Le Geai paré des plumes du Paon (Livre IV – Fable 9)

Phèdre (I, 3) est l’auteur qui a le plus inspiré La Fontaine pour cette fable. La maxime du latin était, dans cet apologue « Ne t’élève pas au-dessus de ta condition ». Le fabuliste français a aussi pris texte chez Esope (« Le Choucas et les Oiseaux », mais aussi « Le Choucas et les Corbeaux » ou encore « Le Choucas et les Pigeons »). N’oublions pas non plus Horace lorsqu’il écrit « Je lui ai dit, je ne me lasserai pas de le lui répéter, qu’il doit se contenter de son bien et éviter d’emprunter aux œuvres de la bibliothèque palatine. Sinon, le jour où les oiseaux viendront redemander leurs plumes, la corneille, dépouillée de son plumage d’emprunt, prêtera à rire à tout le monde… » (« Epîtres », I, 3). Ce texte s’applique aux plagiaires, bien entendu. Certains ont vu, dans le geai, Colbert, paré de la magnificence et des mérites de Fouquet. La Fontaine parlera une nouvelle fois des plagiaires dans « Le Singe » . Dans cette dernière fable, il emploiera un tout autre ton
    Un paon muait: un geai prit son plumage;
Puis après se l’accommoda;
Puis parmi d’autres paons tout fier se panada,
Croyant être un beau personnage.
Quelqu’un le reconnut: il se vit bafoué,
Berné, sifflé, moqué, joué,
Et par messieurs les paons plumé d’étrange sorte;
Même vers ses pareils s’étant réfugié,
Il fut par eux mis à la porte.Il est assez de geais à deux pieds comme lui,
Qui se parent souvent des dépouilles d’autrui,
Et que l’on nomme plagiaires.
Je m’en tais, et ne veux leur causer nul ennui:
Ce ne sont pas là mes affaires.

Se l’accommoda:  Le fit sien.

Se panada: Se pavana, marcha comme un paon.
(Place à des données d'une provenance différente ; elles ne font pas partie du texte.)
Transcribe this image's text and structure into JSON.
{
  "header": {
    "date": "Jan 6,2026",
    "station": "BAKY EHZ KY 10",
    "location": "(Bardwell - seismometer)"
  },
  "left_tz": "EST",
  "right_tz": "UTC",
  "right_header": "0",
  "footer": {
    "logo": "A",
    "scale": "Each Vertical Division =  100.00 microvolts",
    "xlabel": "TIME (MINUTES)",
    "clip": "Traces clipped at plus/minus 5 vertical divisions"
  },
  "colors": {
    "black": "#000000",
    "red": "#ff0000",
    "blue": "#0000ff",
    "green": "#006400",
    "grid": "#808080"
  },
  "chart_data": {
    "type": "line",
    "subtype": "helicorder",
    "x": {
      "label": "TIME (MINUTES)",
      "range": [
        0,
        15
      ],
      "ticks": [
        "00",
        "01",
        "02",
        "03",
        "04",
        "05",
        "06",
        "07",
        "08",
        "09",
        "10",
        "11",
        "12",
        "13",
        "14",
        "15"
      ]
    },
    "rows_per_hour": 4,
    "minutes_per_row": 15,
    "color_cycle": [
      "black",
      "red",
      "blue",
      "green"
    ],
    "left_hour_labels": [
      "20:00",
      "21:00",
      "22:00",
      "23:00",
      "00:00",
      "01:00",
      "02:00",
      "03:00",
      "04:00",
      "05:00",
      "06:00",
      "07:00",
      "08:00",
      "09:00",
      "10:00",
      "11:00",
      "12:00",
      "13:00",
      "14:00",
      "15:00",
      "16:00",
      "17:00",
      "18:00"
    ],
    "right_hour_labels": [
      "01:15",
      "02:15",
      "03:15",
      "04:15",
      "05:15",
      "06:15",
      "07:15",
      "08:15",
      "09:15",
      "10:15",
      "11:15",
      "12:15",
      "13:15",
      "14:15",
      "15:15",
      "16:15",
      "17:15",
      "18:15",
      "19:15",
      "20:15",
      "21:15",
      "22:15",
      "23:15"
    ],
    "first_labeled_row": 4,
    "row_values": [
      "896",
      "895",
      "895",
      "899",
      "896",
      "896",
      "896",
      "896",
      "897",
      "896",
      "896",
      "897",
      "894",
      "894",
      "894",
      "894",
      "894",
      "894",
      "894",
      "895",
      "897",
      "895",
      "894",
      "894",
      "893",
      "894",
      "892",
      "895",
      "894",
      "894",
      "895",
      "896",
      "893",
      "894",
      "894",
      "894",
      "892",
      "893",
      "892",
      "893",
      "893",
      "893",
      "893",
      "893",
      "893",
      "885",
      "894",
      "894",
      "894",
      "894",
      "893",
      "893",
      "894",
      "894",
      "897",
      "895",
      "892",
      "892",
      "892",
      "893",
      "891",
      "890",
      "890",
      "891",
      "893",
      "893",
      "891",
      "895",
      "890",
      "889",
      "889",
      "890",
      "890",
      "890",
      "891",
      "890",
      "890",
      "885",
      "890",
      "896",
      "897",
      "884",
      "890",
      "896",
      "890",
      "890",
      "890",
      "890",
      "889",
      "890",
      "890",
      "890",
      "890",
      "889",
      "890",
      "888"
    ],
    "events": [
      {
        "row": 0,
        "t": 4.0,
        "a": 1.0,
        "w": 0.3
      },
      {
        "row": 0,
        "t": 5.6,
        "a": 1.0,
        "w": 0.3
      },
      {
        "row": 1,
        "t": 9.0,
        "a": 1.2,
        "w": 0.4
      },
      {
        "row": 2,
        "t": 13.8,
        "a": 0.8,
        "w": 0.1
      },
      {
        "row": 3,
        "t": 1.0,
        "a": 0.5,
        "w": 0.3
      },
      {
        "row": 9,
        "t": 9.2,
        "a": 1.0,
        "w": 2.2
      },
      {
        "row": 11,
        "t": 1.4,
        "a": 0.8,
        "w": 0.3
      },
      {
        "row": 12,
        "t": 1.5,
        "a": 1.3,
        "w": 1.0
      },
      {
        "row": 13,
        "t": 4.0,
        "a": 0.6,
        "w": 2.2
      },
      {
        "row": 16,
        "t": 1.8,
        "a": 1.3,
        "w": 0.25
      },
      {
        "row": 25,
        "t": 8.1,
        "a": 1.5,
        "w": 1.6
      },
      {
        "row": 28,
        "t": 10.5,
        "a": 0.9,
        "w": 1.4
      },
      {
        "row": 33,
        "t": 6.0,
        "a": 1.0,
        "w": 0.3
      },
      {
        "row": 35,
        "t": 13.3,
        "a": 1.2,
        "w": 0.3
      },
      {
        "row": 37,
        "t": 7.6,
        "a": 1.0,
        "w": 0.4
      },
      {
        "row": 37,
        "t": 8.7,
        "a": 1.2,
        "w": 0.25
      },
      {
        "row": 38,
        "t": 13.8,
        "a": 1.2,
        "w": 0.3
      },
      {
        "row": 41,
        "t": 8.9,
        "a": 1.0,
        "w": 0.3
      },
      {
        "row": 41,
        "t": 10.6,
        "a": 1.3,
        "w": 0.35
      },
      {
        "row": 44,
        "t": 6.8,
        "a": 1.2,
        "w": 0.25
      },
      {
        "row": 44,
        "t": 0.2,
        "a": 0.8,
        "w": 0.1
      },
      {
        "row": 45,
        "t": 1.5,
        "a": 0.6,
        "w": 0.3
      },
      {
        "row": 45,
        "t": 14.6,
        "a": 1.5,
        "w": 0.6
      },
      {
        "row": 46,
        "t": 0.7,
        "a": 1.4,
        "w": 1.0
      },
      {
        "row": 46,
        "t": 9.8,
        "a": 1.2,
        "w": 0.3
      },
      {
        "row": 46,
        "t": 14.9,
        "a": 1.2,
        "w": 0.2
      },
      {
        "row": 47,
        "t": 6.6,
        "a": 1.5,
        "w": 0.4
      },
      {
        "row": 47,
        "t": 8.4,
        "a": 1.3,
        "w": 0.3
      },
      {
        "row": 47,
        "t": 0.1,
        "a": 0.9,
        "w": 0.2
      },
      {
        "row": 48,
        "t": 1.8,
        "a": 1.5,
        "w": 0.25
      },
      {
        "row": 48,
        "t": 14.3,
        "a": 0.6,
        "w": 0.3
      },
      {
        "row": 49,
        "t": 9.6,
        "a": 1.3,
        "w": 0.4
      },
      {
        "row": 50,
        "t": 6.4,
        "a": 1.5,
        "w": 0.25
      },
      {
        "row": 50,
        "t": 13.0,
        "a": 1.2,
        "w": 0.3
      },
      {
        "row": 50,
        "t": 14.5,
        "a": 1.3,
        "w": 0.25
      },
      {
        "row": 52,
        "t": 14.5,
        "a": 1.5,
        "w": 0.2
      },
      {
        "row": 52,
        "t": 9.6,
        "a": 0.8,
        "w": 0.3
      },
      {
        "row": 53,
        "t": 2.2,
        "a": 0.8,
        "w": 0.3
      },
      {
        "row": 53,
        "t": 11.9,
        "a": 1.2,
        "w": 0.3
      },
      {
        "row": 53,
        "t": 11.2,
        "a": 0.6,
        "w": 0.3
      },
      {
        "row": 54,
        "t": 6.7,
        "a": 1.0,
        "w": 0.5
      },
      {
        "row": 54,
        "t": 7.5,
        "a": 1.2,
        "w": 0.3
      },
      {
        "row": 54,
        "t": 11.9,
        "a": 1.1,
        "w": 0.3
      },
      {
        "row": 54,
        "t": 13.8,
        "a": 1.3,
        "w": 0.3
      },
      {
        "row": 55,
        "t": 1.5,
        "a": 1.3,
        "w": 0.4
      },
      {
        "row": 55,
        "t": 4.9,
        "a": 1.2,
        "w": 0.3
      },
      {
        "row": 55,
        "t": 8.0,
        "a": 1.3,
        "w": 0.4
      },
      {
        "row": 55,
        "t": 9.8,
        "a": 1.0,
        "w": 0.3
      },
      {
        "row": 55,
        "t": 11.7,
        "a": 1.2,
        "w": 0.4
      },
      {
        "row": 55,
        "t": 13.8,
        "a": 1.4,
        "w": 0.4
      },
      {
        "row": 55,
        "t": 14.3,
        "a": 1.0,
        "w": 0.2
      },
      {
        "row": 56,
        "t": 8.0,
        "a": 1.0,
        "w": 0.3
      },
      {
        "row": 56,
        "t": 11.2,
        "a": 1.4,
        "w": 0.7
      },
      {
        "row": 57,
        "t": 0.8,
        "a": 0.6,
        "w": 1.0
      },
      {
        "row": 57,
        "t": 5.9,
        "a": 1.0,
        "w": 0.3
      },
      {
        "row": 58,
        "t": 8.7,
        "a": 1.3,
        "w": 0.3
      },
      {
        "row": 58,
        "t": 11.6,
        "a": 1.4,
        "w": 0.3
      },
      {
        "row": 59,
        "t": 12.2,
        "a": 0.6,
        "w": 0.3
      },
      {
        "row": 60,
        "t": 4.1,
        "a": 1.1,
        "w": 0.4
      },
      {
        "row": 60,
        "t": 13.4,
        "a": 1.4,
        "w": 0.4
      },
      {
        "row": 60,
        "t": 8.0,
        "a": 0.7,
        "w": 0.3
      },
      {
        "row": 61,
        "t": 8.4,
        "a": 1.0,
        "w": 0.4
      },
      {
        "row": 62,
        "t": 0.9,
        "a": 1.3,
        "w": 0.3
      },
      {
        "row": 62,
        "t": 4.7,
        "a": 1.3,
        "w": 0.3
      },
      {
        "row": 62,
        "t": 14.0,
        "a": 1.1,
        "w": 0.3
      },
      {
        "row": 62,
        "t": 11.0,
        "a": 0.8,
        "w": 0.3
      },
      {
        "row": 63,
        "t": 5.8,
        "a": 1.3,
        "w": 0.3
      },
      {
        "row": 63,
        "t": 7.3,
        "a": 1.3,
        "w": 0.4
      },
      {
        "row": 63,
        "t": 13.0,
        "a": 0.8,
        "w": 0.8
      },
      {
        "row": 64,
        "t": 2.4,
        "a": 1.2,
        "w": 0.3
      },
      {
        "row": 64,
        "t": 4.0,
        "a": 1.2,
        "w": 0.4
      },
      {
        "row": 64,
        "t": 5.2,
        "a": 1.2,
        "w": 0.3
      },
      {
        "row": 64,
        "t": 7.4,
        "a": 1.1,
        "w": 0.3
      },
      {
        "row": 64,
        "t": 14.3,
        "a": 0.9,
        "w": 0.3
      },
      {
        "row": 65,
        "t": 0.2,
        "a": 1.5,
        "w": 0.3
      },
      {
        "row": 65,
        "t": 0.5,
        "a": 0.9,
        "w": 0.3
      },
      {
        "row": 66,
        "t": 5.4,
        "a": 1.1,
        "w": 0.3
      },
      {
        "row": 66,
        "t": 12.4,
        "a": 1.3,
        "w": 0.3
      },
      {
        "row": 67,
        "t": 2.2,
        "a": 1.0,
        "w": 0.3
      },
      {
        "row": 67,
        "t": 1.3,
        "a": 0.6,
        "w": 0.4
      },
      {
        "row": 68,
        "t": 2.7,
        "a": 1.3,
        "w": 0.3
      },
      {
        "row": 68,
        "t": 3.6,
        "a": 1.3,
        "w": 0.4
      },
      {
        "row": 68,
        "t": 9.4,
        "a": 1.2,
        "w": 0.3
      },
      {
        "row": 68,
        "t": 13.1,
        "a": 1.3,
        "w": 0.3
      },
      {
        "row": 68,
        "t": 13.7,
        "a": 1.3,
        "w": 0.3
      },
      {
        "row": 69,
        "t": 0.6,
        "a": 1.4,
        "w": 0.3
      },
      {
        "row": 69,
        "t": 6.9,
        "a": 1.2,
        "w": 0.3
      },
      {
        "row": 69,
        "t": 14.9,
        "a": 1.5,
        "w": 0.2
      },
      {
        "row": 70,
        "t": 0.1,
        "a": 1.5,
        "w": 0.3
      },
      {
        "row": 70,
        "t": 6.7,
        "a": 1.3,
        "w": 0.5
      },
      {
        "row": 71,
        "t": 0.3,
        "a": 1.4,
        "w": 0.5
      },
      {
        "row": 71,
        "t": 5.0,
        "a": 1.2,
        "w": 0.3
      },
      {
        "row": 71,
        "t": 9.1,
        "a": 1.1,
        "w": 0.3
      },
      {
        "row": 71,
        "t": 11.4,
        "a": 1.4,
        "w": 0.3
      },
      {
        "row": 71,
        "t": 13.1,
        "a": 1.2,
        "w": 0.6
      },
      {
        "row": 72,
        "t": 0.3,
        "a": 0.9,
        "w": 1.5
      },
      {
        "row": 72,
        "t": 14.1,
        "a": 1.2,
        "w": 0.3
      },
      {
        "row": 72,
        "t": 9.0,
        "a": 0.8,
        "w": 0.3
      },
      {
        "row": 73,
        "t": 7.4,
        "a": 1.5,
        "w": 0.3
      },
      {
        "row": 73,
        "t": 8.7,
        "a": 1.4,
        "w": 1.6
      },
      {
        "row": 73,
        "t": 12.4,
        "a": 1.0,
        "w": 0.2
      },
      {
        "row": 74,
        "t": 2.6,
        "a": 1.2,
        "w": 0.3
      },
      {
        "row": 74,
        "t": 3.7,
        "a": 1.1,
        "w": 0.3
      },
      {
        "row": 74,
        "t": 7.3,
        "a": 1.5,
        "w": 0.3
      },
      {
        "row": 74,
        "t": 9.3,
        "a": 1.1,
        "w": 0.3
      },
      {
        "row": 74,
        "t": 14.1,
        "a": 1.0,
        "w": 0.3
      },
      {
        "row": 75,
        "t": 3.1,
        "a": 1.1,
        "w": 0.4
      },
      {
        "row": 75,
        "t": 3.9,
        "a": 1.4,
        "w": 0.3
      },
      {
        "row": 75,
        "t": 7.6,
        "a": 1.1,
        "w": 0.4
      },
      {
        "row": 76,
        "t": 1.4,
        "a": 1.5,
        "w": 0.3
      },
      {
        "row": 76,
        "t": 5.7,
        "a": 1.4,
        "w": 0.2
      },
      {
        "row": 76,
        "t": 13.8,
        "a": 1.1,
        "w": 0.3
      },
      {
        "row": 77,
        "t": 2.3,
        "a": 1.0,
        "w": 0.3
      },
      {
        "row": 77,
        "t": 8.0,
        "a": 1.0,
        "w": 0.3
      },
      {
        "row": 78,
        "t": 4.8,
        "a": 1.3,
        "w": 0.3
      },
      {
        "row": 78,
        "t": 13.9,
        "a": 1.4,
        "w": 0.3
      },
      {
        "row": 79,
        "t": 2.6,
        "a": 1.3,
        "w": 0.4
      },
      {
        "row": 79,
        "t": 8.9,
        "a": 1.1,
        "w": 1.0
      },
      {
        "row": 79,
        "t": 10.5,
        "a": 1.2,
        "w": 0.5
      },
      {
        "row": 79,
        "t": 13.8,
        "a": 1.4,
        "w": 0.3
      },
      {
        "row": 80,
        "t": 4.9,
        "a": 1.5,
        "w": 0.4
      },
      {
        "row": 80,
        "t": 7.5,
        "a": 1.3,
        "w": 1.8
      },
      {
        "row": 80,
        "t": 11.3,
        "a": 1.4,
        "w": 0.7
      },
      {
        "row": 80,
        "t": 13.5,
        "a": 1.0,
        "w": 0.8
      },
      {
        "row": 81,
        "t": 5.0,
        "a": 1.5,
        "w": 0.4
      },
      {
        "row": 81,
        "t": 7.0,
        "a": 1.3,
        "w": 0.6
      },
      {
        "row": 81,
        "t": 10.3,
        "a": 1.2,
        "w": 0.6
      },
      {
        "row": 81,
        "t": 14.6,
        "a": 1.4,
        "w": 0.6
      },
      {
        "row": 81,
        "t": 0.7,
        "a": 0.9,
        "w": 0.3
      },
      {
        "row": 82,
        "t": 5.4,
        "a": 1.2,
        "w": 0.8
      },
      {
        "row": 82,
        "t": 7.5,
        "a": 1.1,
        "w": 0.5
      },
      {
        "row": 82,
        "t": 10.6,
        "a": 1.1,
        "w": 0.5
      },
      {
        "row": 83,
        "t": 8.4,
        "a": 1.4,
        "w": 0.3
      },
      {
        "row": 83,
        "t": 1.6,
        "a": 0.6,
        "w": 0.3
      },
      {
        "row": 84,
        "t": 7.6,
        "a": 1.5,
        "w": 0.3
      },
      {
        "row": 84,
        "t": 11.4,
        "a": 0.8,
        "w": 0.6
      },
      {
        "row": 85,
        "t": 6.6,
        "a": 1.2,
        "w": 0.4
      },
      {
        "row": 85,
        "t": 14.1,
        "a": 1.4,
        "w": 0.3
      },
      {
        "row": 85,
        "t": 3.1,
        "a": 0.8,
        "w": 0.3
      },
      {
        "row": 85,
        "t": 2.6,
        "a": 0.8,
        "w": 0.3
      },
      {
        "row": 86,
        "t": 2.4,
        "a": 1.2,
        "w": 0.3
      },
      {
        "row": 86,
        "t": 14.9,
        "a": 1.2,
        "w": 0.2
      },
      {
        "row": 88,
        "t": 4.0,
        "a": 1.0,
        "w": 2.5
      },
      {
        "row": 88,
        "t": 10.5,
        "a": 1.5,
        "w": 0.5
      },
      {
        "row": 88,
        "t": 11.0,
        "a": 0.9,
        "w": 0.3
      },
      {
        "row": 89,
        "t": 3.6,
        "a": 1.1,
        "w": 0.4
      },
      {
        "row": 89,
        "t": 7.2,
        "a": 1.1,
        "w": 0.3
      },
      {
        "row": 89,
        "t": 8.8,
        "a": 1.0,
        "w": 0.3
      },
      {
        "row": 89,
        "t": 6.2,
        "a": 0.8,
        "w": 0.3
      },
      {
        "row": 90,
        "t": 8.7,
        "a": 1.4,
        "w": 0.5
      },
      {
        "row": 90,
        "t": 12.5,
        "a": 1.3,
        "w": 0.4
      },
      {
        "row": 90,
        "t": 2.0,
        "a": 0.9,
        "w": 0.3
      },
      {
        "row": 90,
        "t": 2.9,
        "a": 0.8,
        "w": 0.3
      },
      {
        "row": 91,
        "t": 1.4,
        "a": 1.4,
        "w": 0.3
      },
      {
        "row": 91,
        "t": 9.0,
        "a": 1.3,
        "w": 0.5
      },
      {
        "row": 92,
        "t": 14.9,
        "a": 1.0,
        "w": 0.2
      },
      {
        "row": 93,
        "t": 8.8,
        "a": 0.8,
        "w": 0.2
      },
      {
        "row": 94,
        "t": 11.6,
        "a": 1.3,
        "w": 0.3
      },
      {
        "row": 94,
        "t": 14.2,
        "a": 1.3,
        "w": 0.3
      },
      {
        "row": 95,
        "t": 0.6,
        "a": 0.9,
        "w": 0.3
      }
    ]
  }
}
Nous retrouvons le terme dans « Le Paon se plaignant à Junon » (vers 14, 15) « Qui te panades, qui déploie / Une si riche queue, […] ».

Berné: Désigne initialement le jeu ou la brimade qui consiste à faire sauter quelqu’un dans une couverture tenue aux quatre coins (de l’ancien français ‘brener’ qui signifie vanner le blé’).